Y sobre lo del boicot… creo que nunca sale bien. El boicot al cava catalán supuso un descenso del 5-10%, recuperado en cuanto pasó la tempestad.
Otra cosa, por supuesto, es que las tabaqueras reciban su merecido.

malayerba dice:

Aun así, a mí ma da grima saber que lo que llevo puesto lo ha hecho un crío esclavizado, o una chica en condiciones infrahumanas.Puede que sea esa actitud, la de que total, pa’ qué, la que hace que los boicots no funcionen.Pero , ¿alguien se acuerda de los ensayos franceses en Mururoa?Después de un boicot internacional como dios manda, hubo que pararlos.
Y del tema de las ONGs, aaaaaay, los lavaconciencias homologados también tienen mucho que callar.Mucho, mucho.Cuanto más grandes, más.Pero las pequeñitas, las locales, se dejan la piel y son muy válidas.Las que yo he conocido, al menos.

Juanra dice:

Creo que para influir de verdad en las estrategias de venta de estas grandes empresas no es suficiente con fomentar el boicot colectivo o la compra de otras marcas.
Para influir de verdad hay que pensar un poco más a largo plazo. Se trata de difundir (como se está haciendo desde esta famosa plataforma) la conciencia crítica hacia la publicidad y los abusos comerciales como los que se han comentado aquí. Cada nueva conciencia crítica es un nuevo consumidor responsable. Un consumidor responsable tiene más probabilidades de optar libremente por cambiar de marca cuando advierte que ésta comete irregularidades (y no sólo materiales, como las del Colgate, sino morales, como la fabricación de cierta ropa, tabaco, leche en polvo, etc.).

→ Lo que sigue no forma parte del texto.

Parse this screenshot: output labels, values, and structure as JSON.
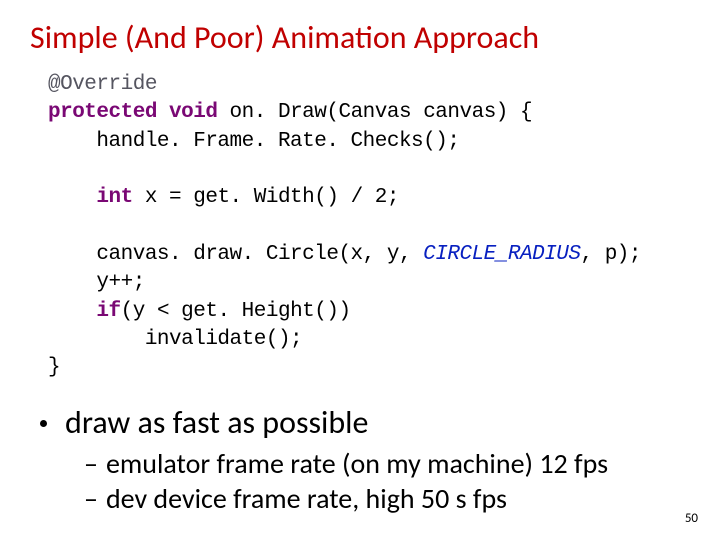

Es más fácil influir con la educación en la conciencia individual del receptor que tratar de persuadir a una colectividad con los mismos argumentos. El receptor prefiere optar libremente por actuar porque ha llegado a las misma conclusiones por él mismo, que verse forzado a hacerlo. Primero educación, luego acción.

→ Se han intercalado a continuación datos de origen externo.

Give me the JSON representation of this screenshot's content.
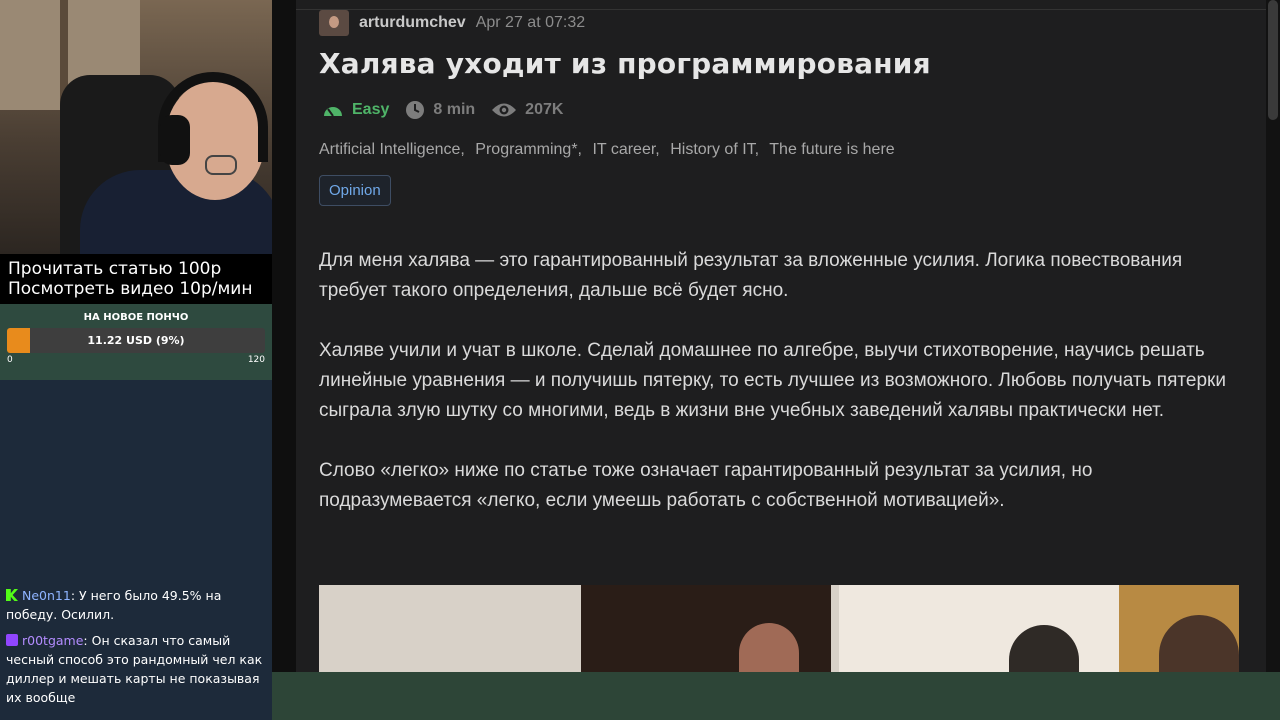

A pesar de todo, el boicot a una marca basado en la compra de una alternativa puede resultar improductivo: muchas veces, tan solo mirando la etiqueta, se puede comprobar que el producto Y pertenece al mismo entramado empresarial que distribuye el producto X que queríamos dejar de comprar.

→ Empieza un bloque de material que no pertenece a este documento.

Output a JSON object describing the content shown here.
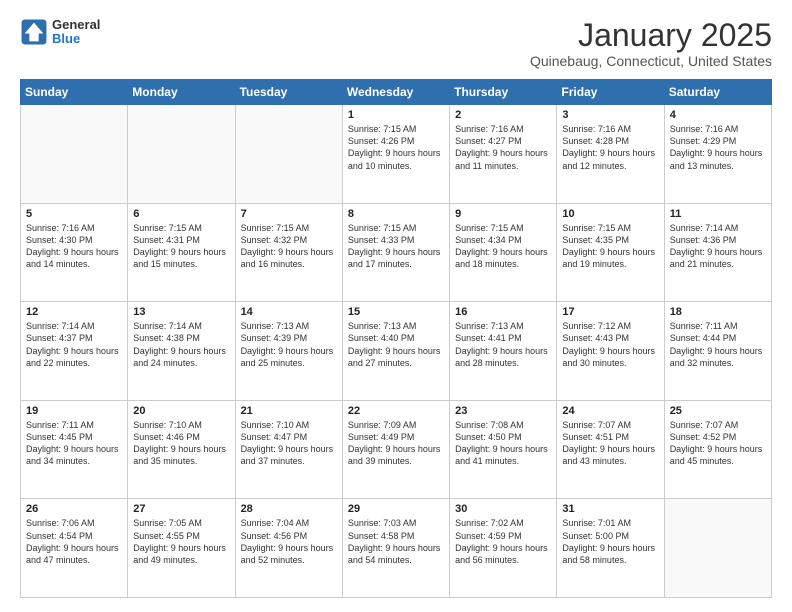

En definitiva, el único poder que tenemos de influir en las grandes marcas es hacerles ver que el consumidor posee mayoritariamente una conciencia solidaria que advierte de que no perdonará a la marca en cuestión cualquier abuso ético o material. Como prueba de cambio en las estrategias comerciales basado en los cambios de la conciencia social basta analizar la evolución en los anuncios de coches de los últimos veinte años: antes se vendía potencia, ahora se vende seguridad. Como decía un famoso eslogan: “la potencia sin control no sirve de nada”.